Noting that solar, hydro and wind have enormous potential for use in industrial processes, as they both offer an opportunity to offset carbon emissions and provide cheaper power, the report notes that simultaneously, electrification offers new flexibility options to better integrate large shares of variable renewables into grids.

Since procuring electricity from renewables stands as the most active area of renewables uptake in the industrial sector today, the IEA report titled Renewable Energy for Industry shows that in terms of power generation capacities additions to directly serve commercial, industrial and public consumers, the most prominent role is played by commercial-scale solar PV, which made up 10% of all new additions in the previous year.

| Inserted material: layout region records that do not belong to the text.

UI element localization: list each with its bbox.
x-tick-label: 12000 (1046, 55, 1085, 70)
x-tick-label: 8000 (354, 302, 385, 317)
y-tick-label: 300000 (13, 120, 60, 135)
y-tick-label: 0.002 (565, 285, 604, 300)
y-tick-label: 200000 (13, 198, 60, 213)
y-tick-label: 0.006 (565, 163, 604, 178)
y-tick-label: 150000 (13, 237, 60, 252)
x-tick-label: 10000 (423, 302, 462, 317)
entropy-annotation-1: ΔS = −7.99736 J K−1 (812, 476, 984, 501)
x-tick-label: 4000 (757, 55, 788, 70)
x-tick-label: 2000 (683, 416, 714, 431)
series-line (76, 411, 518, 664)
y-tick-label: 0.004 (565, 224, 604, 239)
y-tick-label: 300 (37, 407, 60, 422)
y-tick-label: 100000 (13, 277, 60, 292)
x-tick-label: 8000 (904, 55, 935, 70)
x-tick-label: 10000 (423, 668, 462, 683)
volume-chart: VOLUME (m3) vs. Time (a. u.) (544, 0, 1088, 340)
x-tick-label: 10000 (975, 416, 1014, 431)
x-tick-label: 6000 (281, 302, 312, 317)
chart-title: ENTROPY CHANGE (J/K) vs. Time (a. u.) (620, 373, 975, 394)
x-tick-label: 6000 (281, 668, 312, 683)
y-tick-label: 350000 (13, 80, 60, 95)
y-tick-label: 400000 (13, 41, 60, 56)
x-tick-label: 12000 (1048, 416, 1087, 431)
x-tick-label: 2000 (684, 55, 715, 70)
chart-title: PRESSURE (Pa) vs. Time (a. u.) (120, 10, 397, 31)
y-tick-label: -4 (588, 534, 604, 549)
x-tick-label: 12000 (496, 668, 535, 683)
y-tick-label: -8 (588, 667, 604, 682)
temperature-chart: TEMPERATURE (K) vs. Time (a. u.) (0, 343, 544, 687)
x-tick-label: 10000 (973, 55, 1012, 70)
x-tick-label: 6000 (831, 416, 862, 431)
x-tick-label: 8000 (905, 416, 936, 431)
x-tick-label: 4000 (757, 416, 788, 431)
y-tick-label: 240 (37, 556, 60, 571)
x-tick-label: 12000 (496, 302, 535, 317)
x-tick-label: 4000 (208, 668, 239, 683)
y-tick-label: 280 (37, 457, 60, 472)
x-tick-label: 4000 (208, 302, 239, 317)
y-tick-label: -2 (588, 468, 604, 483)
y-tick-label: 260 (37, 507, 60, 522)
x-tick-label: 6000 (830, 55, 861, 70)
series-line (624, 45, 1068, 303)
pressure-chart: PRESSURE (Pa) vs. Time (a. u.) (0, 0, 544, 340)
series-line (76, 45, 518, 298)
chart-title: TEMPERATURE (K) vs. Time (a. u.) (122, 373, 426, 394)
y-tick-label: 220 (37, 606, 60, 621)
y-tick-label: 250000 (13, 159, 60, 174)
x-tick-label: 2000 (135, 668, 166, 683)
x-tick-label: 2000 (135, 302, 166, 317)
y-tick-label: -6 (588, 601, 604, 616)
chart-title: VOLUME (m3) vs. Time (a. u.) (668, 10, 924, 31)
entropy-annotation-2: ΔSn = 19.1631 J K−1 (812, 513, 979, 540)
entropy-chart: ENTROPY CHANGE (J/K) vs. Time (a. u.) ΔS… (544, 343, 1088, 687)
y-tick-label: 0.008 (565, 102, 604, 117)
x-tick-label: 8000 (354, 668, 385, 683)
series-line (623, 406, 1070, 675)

Pointing to the renewables procurement movement among large companies with many of them now committed to go 100% renewable, the report says that at the end of June 2017 there were 96 of them, including Lego and Microsoft which have already hit the targets, adding that in 2015 60% of renewable power procured by RE100 companies came from the purchase of renewables certificates, and another 35% through green contracts or tariffs with utilities.

In regions that are especially rich in renewables, such as Australia, the Horn of Africa, North Africa, northern Chile, southern Peru, Patagonia and South Africa, as well as several regions in China and the Midwestern United States, the IEA sees the potential for the industry sector’s switch to green as particularly high. According to it latest report, the cost of hydro, solar and wind power in these regions can fall below $ 0.03/kWh and supply an electricity load with high load factors, particularly when combined.

In its recently released Renewables 2017 report, the IEA showed that solar PV capacity grew 50% last year, faster than any other fuel, to reach 74 GW, and suggested that renewable energy can reach 1,000 GW globally by 2022.